The Kansas City Ballet used wordless artistry to tell Shakespeare’s tragic love story.
The company continues its inaugural season in the Kauffman Center with the star-crossed lovers of “Romeo & Juliet,” choreographed by Ib Andersen and set to music by Sergei Prokofiev.
The timelessness of the score, written in 1935, and the ubiquity of the story, written around 1595, make this ballet a perpetual favorite among dance fans and general audiences alike.
Andersen, artistic director of Ballet Arizona, choreographed this version of the popular ballet for his company in 2005. The Kansas City Ballet, a similarly sized company, first performed the production in 2008. Students from the Kansas City Ballet School bolstered the 25-member company.
The magnificent trompe l’oiel backdrops and period design by Alain Vaës evoked a highly romanticized version of old world Verona inside the Muriel Kauffman Theatre. Vaës, along with Henry Haymann, also designed the costumes, which ranged from the courtiers’ velvety, glittering opulence to the peasants’ simple garb. Scenery and costumes for this production were rented from the Boston Ballet. Lighting design was by Michael Korsch.
Luke Luzicka reprised his role as Romeo, partnering with Angelina Sansone as Juliet. Anthony Krutzkamp and Kimberly Cowen dance the title roles on alternate performances. Cowen, who danced Juliet in 2008, announced this week that she is retiring at the end of the season.
Despite the familiarity of the story, acting ability was as vital as technical prowess. Romeo’s development from impetuous show-off to grieving lover was matched by Juliet’s transition from coquettish ingénue to passionate wife.
This was displayed through their various duets, from their shy initial glances, the flirtatious meeting at the balcony, to the more tender and assured bedroom scene, and the final, tragic dance in the crypt, as Romeo lifted Juliet’s lifeless body in poses reminiscent of earlier scenes.
Sansone also had the dual responsibility of dying twice, and she did it well.
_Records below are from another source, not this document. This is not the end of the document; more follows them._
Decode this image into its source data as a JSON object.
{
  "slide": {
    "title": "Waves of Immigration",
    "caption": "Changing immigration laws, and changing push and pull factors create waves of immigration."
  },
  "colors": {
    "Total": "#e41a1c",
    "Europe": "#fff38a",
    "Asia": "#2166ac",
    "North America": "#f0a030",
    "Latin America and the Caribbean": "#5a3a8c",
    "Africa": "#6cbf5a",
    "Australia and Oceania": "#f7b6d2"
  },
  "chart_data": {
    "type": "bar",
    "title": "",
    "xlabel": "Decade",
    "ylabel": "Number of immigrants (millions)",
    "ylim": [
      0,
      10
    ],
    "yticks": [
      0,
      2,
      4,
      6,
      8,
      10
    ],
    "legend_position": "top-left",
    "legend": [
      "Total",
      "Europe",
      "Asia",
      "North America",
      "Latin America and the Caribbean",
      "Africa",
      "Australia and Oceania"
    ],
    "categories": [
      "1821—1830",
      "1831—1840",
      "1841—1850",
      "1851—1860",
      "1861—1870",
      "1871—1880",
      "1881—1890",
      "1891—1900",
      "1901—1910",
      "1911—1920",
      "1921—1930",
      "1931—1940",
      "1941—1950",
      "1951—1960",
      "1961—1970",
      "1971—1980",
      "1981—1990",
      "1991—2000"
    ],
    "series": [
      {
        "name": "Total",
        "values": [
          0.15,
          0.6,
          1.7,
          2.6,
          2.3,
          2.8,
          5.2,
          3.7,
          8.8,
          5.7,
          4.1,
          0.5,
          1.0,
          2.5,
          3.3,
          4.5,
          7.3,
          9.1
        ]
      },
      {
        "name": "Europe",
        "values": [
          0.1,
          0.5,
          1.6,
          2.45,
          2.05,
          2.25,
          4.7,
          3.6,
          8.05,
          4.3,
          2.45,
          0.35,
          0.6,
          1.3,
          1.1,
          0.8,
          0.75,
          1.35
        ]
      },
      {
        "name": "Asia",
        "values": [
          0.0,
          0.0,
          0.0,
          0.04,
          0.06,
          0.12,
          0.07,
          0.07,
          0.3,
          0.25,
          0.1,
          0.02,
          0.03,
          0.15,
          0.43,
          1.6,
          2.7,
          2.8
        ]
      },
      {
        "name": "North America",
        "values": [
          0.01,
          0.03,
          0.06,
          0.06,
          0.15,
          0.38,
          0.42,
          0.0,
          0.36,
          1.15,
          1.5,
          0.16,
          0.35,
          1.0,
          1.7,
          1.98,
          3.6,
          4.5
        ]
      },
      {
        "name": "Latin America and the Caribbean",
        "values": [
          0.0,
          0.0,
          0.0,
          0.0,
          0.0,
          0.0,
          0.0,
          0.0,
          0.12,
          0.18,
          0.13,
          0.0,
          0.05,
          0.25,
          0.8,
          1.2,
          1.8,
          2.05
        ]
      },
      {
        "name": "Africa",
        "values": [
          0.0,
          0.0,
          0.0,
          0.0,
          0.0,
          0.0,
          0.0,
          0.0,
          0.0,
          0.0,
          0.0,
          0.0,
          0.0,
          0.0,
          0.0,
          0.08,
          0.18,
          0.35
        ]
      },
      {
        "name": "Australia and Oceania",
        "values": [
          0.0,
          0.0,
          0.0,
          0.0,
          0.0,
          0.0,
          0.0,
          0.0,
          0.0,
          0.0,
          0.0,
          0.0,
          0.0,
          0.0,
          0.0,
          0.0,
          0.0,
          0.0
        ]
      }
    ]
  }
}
She was clearly fearful when taking the potion. But her ability really showed in her reactions to waking up in the crypt, discovering Romeo’s body, her steely determination for the end and the gentle final embrace.
Many of the dancers showcased their dramatic ability. Aisling Hill-Conner was an icy, regal Lady Capulet, which made her spasms of grief that much more arresting. Michael Eaton was affecting as the ill-tempered Tybalt.
Logan Pachciarz looked like he was having a lot of fun playing the good-natured Mercutio, even as he stumbled and skipped through his death throes. And Tamara Sanders as the Nurse elicited chuckles as she fussed over Juliet, interrupted the young lovers and was jokingly jostled by Romeo and his friends.
The ensemble numbers were well staged, especially the stately masquerade dance, which – with high-flung arms, arched spines and intricate gestures – was visually sublime. The pomp was contrasted excellently by the innocence of Juliet’s dance with her cousins and the sweet, unaffected duet with Paris, danced by Marcus Oatis.
Many of the crowd scenes were busy, with a sense of constant motion. While this was at times difficult to follow, it offered short, yet delightful, breakout moments for the dancers, especially during the whirly-gig melody of the mandolin dance.
The fight scenes were exciting and tense. The audience gasped empathetically when first Mercutio, then Tybalt, were stabbed.
Prokofiev’s lush, programmatic score is popular fodder as an orchestral suite, and there were surely some in the audience who came just for the music. Ramona Pansegrau conducted the orchestra, which was mostly composed of members of the Kansas City Symphony. It wasn’t until the third act, though, that the ensemble finally rose to the quality of the score.